To measure the lipase activity of the culture supernatants on human LDLs, 5-ml cultures of AH1263 and AH1263 geh lip were grown overnight in tryptone broth. These cultures were then pelleted twice. Each time, the top half of the supernatant was then carefully removed. Supernatants were then incubated briefly with 15 μg/ml chloramphenicol. Next, 300 μl of chemically sterilized supernatants was transferred into fresh sterile tubes and 5% human LDLs were added to each tube. The tubes were then incubated at 37°C for 2 h. Each treatment condition was performed in triplicate.

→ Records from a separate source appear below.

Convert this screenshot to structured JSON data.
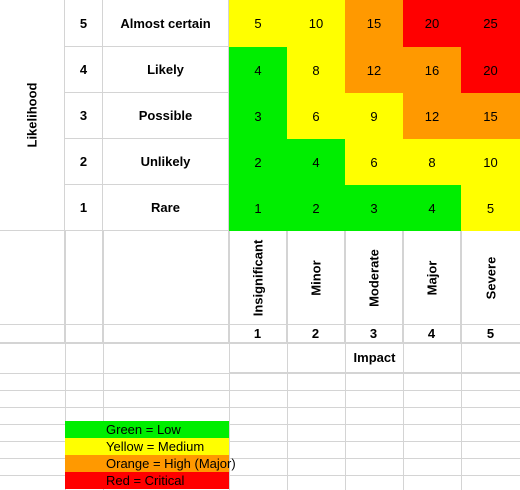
{
  "axis": {
    "y_title": "Likelihood",
    "x_title": "Impact"
  },
  "likelihood": [
    {
      "num": "5",
      "label": "Almost certain"
    },
    {
      "num": "4",
      "label": "Likely"
    },
    {
      "num": "3",
      "label": "Possible"
    },
    {
      "num": "2",
      "label": "Unlikely"
    },
    {
      "num": "1",
      "label": "Rare"
    }
  ],
  "impact": [
    {
      "label": "Insignificant",
      "num": "1"
    },
    {
      "label": "Minor",
      "num": "2"
    },
    {
      "label": "Moderate",
      "num": "3"
    },
    {
      "label": "Major",
      "num": "4"
    },
    {
      "label": "Severe",
      "num": "5"
    }
  ],
  "colors": {
    "green": "#00ee00",
    "yellow": "#ffff00",
    "orange": "#ff9900",
    "red": "#ff0000"
  },
  "matrix": [
    [
      {
        "v": "5",
        "c": "yellow"
      },
      {
        "v": "10",
        "c": "yellow"
      },
      {
        "v": "15",
        "c": "orange"
      },
      {
        "v": "20",
        "c": "red"
      },
      {
        "v": "25",
        "c": "red"
      }
    ],
    [
      {
        "v": "4",
        "c": "green"
      },
      {
        "v": "8",
        "c": "yellow"
      },
      {
        "v": "12",
        "c": "orange"
      },
      {
        "v": "16",
        "c": "orange"
      },
      {
        "v": "20",
        "c": "red"
      }
    ],
    [
      {
        "v": "3",
        "c": "green"
      },
      {
        "v": "6",
        "c": "yellow"
      },
      {
        "v": "9",
        "c": "yellow"
      },
      {
        "v": "12",
        "c": "orange"
      },
      {
        "v": "15",
        "c": "orange"
      }
    ],
    [
      {
        "v": "2",
        "c": "green"
      },
      {
        "v": "4",
        "c": "green"
      },
      {
        "v": "6",
        "c": "yellow"
      },
      {
        "v": "8",
        "c": "yellow"
      },
      {
        "v": "10",
        "c": "yellow"
      }
    ],
    [
      {
        "v": "1",
        "c": "green"
      },
      {
        "v": "2",
        "c": "green"
      },
      {
        "v": "3",
        "c": "green"
      },
      {
        "v": "4",
        "c": "green"
      },
      {
        "v": "5",
        "c": "yellow"
      }
    ]
  ],
  "legend": [
    {
      "c": "green",
      "text": "Green = Low"
    },
    {
      "c": "yellow",
      "text": "Yellow = Medium"
    },
    {
      "c": "orange",
      "text": "Orange = High (Major)"
    },
    {
      "c": "red",
      "text": "Red = Critical"
    }
  ]
}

Monophasic lipid extraction in methanol-chloroform-water (2:1:0.74) was performed as previously described (82) using 15 to 20 mg (wet weight) of freshly grown S. aureus. Prior to lipid extraction, each sample was spiked with 10 nmol of synthetic phosphatidylserine (PS; 14:0/14:0) obtained from Avanti Polar Lipids (Alabaster, AL) for relative lipid quantitation. Dried lipid extracts were washed three times with 10 mM ammonium bicarbonate, dried under vacuum, and resuspended in methanol containing 0.01% butylated hydroxytoluene. For each analysis, 3 μl of lipid extract was transferred to an Eppendorf Twin-Tec 96-well plate (Sigma-Aldrich, St. Louis, MO) and evaporated under nitrogen. The dried lipid film was then resuspended in 30 μl isopropanol-methanol-chloroform (4:2:1, vol/vol/vol) containing 20 mM ammonium formate and sealed with Teflon ultrathin sealing tape (Analytical Sales and Services, Pompton Plains, NJ).

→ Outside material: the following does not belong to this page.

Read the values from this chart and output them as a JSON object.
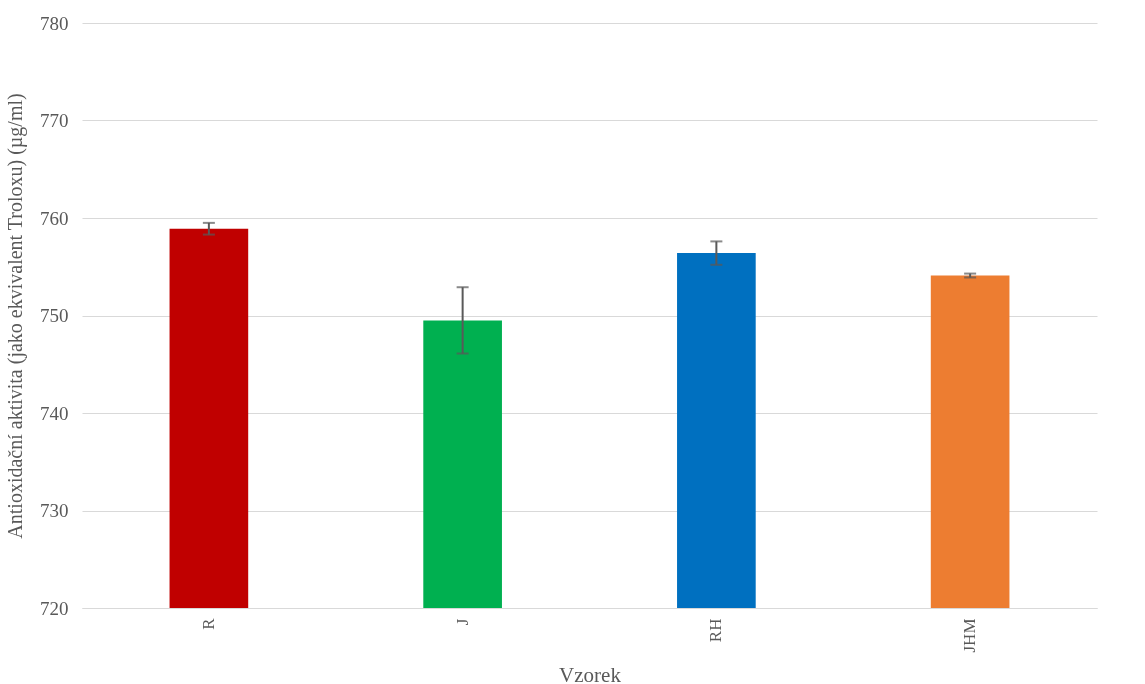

High-resolution/accurate mass spectrometry and tandem mass spectrometry.

Untargeted lipidomic analysis utilized direct-infusion high-resolution/accurate mass spectrometry and tandem mass spectrometry. Samples were directly infused into the mass spectrometer by nanoelectrospray ionization (nESI) using a Triversa Nanomate nESI source (Advion, Ithaca, NY) with a spray voltage of 1.4 kV and a gas pressure of 0.3 lb/in². The mass spectrometry platform was a Thermo Scientific LTQ-Orbitrap Velos system (San Jose, CA). High-resolution MS and MS/MS spectra were acquired in the negative ion mode using an Fourier transform analyzer operating at 100,000 mass resolving power. Ion mapping higher-energy collision induced dissociation (HCD-MS/MS) product ion spectra were acquired to confirm lipid head groups and the acyl chain compositions.

Peak and lipid identification and quantification.

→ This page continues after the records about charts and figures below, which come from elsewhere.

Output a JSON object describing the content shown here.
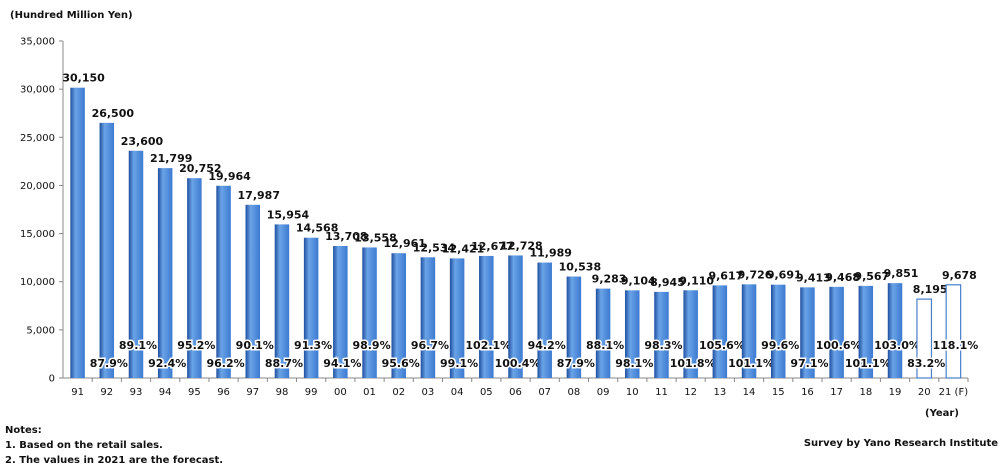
{
  "header": {
    "unit_label": "(Hundred Million Yen)"
  },
  "footer": {
    "year_label": "(Year)",
    "notes_title": "Notes:",
    "note_1": "1. Based on the retail sales.",
    "note_2": "2. The values in 2021 are the forecast.",
    "source": "Survey by Yano Research Institute"
  },
  "colors": {
    "bar_fill_top": "#6aa3e6",
    "bar_fill_mid": "#3c7ad1",
    "bar_fill_bottom": "#1f4f9f",
    "outline_bar_stroke": "#4a7fcc",
    "axis": "#888888"
  },
  "chart_data": {
    "type": "bar",
    "title": "",
    "xlabel": "(Year)",
    "ylabel": "(Hundred Million Yen)",
    "ylim": [
      0,
      35000
    ],
    "yticks": [
      0,
      5000,
      10000,
      15000,
      20000,
      25000,
      30000,
      35000
    ],
    "ytick_labels": [
      "0",
      "5,000",
      "10,000",
      "15,000",
      "20,000",
      "25,000",
      "30,000",
      "35,000"
    ],
    "grid": false,
    "categories": [
      "91",
      "92",
      "93",
      "94",
      "95",
      "96",
      "97",
      "98",
      "99",
      "00",
      "01",
      "02",
      "03",
      "04",
      "05",
      "06",
      "07",
      "08",
      "09",
      "10",
      "11",
      "12",
      "13",
      "14",
      "15",
      "16",
      "17",
      "18",
      "19",
      "20",
      "21 (F)"
    ],
    "values": [
      30150,
      26500,
      23600,
      21799,
      20752,
      19964,
      17987,
      15954,
      14568,
      13708,
      13558,
      12961,
      12534,
      12421,
      12677,
      12728,
      11989,
      10538,
      9283,
      9104,
      8945,
      9110,
      9617,
      9726,
      9691,
      9413,
      9468,
      9567,
      9851,
      8195,
      9678
    ],
    "value_labels": [
      "30,150",
      "26,500",
      "23,600",
      "21,799",
      "20,752",
      "19,964",
      "17,987",
      "15,954",
      "14,568",
      "13,708",
      "13,558",
      "12,961",
      "12,534",
      "12,421",
      "12,677",
      "12,728",
      "11,989",
      "10,538",
      "9,283",
      "9,104",
      "8,945",
      "9,110",
      "9,617",
      "9,726",
      "9,691",
      "9,413",
      "9,468",
      "9,567",
      "9,851",
      "8,195",
      "9,678"
    ],
    "yoy_labels": [
      "",
      "87.9%",
      "89.1%",
      "92.4%",
      "95.2%",
      "96.2%",
      "90.1%",
      "88.7%",
      "91.3%",
      "94.1%",
      "98.9%",
      "95.6%",
      "96.7%",
      "99.1%",
      "102.1%",
      "100.4%",
      "94.2%",
      "87.9%",
      "88.1%",
      "98.1%",
      "98.3%",
      "101.8%",
      "105.6%",
      "101.1%",
      "99.6%",
      "97.1%",
      "100.6%",
      "101.1%",
      "103.0%",
      "83.2%",
      "118.1%"
    ],
    "outlined_bars": [
      "20",
      "21 (F)"
    ]
  }
}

Lipids were identified using the Lipid Mass Spectrum Analysis (LIMSA; version 1.0) software linear fit algorithm, in conjunction with an in-house database of hypothetical S. aureus and human-derived lipid compounds, for automated peak finding and correction of ¹³C isotope effects. Values were reported only for molecular species that exhibited a full-scan MS signal-to-noise ratio of at least 3 in all biological replicates of each control or treatment group. The S. aureus lipid classes and molecular species used for database searches were derived from the published literature (54, 83). Relative quantification of abundance between samples was performed by normalization of target lipid ion peak areas to the PS (14:0/14:0) internal standard as previously described (84). For this untargeted analysis, no attempt was made to correct for differences in lipid species ionization due to head group polarity or the length or degree of unsaturation of the esterified fatty acids. Therefore, lipid abundance values are reported only as ion abundances after normalization against the internal standard rather than as absolute values.

Statistical analyses.

Statistical significance was determined using Student's t test or a two-way analysis of variance (ANOVA) with a Tukey post hoc test for multiple comparisons and was performed with Prism software (version 6.07; GraphPad Software, La Jolla, CA).